Мать встала и обняла его. Наконец в ней заговорили чувства простой женщины.
– Прощай, сынок, благослови тебя Господь, – сказала она тихо.
Когда она вышла из каюты в слезах, с трясущейся головой, Мэтью бессильно опустился на свою койку.
Миссис Броуди сошла по сходням и направилась к вокзалу на улице Королевы. Едва волоча ноги, брела она теперь мимо доков, по той же дороге, по которой недавно шла к пароходу так легко и весело; ее тело все больше и больше клонилось вперед, платье небрежно волочилось сзади, голова трогательно поникла на грудь. Душа ее была исполнена смиренной покорности. Она окончательно очнулась от своих грез и снова превратилась в беспомощную и несчастную жену Джемса Броуди.
В поезде по дороге домой она почувствовала, что устала, обессилена быстрой сменой переживаний, через которые прошла; ее одолела дремота, и она уснула.

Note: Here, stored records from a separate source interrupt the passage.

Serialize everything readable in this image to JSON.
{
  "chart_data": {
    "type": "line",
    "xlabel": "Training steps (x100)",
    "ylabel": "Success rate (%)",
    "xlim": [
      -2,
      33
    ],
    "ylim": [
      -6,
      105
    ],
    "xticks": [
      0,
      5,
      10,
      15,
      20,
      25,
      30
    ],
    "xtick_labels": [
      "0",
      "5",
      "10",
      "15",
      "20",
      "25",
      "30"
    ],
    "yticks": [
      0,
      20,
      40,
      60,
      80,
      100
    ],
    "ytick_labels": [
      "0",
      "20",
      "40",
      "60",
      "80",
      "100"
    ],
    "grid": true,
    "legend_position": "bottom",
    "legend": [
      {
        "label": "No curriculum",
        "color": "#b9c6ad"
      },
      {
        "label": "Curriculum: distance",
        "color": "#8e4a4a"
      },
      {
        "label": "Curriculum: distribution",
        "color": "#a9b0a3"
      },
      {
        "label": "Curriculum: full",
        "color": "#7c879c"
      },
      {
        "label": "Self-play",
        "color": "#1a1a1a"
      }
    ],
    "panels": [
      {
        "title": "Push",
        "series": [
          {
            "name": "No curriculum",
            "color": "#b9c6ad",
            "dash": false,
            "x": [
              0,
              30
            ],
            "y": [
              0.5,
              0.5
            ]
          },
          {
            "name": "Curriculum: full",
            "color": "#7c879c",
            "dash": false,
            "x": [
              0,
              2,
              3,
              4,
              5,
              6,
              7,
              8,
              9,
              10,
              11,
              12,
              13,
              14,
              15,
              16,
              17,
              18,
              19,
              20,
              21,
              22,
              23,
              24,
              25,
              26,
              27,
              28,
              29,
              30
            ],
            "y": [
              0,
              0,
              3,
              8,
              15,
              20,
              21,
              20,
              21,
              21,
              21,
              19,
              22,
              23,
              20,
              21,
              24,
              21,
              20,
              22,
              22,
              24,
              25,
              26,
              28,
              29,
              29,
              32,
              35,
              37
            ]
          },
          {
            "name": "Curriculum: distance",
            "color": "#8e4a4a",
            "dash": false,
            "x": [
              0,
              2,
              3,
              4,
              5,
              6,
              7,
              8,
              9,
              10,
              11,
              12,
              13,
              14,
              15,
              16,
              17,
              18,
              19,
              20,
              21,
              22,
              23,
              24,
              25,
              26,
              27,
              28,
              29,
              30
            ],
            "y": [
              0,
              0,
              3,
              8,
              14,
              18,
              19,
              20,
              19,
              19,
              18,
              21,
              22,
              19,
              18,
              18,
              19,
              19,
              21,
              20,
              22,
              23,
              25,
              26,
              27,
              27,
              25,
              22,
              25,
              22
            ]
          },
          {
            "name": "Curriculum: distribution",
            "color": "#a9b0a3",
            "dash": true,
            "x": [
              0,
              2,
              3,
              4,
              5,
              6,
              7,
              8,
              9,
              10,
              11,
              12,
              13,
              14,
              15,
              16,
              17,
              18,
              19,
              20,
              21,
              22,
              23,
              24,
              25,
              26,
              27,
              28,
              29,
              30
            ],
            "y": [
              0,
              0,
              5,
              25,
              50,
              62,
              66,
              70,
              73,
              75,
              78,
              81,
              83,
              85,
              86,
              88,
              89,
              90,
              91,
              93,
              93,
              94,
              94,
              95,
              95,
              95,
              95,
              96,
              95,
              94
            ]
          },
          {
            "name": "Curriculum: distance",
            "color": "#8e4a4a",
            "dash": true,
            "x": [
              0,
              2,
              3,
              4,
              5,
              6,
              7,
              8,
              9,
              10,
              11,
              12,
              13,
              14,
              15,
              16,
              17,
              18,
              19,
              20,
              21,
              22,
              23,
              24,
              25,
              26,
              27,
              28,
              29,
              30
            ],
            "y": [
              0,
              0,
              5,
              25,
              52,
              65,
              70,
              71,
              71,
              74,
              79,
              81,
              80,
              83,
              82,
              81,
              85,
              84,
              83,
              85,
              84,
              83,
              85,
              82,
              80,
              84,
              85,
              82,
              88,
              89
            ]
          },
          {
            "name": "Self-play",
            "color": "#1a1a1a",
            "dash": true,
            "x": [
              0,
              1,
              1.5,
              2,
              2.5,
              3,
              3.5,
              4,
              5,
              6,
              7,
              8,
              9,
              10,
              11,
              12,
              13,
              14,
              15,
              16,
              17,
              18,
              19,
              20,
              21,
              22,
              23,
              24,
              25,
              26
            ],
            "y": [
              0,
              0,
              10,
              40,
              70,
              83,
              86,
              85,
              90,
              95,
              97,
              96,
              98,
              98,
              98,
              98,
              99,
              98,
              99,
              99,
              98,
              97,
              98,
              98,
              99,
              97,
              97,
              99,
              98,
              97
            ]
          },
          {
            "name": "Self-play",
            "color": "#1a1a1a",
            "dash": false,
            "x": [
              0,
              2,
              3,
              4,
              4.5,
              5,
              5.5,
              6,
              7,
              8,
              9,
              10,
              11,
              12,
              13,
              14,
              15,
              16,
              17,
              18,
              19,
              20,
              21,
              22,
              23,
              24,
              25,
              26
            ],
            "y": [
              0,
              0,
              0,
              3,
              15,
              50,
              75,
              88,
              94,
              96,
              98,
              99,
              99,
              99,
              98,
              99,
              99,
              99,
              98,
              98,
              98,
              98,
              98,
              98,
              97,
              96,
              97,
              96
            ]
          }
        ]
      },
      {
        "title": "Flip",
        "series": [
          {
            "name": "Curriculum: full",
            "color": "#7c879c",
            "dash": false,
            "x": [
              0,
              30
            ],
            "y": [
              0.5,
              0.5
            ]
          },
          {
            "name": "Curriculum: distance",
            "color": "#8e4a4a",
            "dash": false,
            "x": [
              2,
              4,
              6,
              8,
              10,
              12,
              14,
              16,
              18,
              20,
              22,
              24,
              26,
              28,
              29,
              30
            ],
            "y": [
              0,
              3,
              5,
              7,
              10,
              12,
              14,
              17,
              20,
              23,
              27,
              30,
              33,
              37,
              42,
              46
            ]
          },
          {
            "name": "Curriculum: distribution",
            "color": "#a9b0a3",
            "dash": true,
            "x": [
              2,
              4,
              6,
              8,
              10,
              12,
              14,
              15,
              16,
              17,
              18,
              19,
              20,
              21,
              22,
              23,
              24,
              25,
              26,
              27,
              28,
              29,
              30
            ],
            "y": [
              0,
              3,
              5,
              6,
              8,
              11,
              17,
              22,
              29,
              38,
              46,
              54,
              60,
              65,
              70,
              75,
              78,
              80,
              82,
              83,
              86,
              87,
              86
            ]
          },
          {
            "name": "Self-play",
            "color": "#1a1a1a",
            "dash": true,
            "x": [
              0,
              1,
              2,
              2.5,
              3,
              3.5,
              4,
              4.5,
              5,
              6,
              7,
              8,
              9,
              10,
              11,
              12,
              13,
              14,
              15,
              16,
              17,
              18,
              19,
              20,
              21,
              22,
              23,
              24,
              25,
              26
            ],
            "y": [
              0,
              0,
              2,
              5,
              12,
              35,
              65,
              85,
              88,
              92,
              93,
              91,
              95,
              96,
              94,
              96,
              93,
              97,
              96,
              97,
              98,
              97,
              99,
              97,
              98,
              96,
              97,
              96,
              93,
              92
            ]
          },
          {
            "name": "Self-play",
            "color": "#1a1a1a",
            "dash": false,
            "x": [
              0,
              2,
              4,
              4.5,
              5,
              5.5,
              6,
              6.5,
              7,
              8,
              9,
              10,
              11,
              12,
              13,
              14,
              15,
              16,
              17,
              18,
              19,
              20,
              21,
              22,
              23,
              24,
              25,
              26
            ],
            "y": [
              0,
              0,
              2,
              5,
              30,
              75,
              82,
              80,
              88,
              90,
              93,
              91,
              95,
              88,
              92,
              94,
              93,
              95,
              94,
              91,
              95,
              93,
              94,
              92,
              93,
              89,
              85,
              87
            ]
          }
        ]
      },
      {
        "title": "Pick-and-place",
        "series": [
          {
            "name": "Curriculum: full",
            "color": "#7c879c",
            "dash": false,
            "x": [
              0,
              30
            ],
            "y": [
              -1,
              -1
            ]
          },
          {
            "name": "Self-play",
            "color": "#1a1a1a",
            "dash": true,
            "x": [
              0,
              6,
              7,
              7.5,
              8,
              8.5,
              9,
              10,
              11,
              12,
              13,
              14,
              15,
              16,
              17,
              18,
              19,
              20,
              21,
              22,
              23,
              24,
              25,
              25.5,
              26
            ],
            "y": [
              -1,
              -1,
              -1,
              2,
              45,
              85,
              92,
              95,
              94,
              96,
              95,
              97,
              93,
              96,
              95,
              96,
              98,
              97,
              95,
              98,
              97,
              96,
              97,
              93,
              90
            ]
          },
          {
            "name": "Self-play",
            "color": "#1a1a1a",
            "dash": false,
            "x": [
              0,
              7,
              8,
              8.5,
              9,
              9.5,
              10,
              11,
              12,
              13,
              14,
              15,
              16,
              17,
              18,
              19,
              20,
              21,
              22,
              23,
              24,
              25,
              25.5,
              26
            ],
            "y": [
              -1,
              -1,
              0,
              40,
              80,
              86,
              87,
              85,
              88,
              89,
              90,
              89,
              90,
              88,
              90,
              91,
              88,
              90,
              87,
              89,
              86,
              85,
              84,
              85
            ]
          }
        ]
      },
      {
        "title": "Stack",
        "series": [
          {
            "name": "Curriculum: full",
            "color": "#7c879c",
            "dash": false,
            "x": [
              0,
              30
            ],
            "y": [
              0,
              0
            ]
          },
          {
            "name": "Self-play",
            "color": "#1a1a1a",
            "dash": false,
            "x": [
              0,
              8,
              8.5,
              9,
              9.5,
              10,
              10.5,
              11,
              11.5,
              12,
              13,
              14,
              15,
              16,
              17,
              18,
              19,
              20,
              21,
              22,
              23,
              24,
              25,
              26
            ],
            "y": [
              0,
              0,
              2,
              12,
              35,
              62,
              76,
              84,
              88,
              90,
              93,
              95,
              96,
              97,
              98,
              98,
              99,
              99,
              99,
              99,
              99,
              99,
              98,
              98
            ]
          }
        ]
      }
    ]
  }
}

Тотчас же откуда-то из закоулков сонного мозга притаившиеся там видения вырвались на свободу и мучили ее. Кто-то швырял ее наземь, побивал камнями; со всех сторон надвигались серые квадратные каменные стены, все больше сдавливая ее. Рядом на земле лежали ее дети, их тела, страшные в своей изможденности и бессилии, казались трупами. И когда стены медленно стали надвигаться на них, она проснулась с громким криком, потонувшим в свистке паровоза. Поезд входил в предместье Ливенфорда. Она была дома.